How did my life become my vita? Blame it on New York City pizza joints. I was happily settling into a cosmopolitan lifestyle working in book publicity in the Big Apple when BAM! Like a blast of Emeril’s spices, a sharp nostalgia for Italy fired itself up within me. It was all those pizza joints–and the city atmosphere in general.
It had been four years since my family and I had last visited our relatives in the Bel Paese, and fourteen years since we had lived in Milan for a short year-and-a-half long stay. But those city-scaped memories, both of Milan and of my father’s hometown of Genoa, fixed an association in my mind between cities and Italy. New York, in all its modern American glory (and pizza joints), reminded me of Italy.
So I saved up my pennies, left my publishing job, and booked myself a six-month stint living with my Nonna (grandmother) in the city of Genoa on the beautiful Italian Riviera. Three years later (or what feels like a week and a day), I’m still here. But that makes it sound as though I have any intention of leaving. La verita? I’m not ‘still’ here–I’m staying here.

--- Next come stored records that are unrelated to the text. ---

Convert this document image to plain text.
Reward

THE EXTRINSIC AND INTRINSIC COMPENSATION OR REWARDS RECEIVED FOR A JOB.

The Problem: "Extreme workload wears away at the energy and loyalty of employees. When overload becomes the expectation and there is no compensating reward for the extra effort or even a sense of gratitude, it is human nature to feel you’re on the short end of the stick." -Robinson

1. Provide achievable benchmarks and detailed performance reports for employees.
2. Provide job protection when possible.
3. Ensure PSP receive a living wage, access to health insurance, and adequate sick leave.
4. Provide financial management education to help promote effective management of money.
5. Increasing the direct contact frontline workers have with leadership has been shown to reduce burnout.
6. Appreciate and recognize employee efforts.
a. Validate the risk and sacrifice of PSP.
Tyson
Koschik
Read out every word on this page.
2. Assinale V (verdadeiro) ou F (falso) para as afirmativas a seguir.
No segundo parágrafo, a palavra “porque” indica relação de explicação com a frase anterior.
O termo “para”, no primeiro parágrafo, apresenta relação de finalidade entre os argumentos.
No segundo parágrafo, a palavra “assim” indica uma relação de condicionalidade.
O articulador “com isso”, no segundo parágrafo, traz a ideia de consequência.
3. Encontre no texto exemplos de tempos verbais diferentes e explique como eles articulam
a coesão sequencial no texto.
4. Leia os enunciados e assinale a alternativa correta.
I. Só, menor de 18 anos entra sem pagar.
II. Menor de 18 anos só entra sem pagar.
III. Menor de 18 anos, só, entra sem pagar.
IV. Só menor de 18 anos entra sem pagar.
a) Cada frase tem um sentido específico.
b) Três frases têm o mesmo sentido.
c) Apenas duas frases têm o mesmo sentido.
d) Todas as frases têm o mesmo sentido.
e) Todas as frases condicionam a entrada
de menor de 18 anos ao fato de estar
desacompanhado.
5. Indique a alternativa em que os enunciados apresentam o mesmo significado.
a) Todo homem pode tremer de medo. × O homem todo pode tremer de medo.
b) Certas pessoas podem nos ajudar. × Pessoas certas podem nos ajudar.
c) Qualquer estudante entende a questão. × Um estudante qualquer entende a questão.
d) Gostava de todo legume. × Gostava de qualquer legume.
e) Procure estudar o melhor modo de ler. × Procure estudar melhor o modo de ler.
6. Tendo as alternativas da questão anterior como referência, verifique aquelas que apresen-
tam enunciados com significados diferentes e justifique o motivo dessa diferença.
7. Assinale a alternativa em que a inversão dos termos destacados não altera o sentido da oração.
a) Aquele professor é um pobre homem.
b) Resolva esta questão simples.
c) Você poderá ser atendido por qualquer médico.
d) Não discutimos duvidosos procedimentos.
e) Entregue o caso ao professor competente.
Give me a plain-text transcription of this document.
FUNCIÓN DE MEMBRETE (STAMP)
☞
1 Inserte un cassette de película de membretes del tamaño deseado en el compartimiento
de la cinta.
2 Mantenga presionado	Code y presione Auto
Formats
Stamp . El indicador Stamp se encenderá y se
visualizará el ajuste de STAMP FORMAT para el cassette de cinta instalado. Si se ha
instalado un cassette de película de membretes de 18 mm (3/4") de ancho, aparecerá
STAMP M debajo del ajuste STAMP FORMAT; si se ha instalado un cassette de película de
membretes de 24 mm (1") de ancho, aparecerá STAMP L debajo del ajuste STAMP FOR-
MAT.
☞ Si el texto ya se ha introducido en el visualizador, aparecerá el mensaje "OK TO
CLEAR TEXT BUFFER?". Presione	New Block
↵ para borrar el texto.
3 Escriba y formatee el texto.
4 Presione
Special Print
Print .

I, like so many others, have fallen in love with la dolce vita.
Some other random facts: I’m an Italian citizen by birth which helps me avoid many of the beauracratic issues involved in settling down here. I am also an aspiring author with a penchant for children’s literature, a language learner, a word hoarder, a lover of expressions, etimologies etc., a freelance translator and language tutor, a buongustaia (“good taster”, aka foodie), an amateur astronomer, and a shamefully untrained yet shamefully trigger-happy photographer.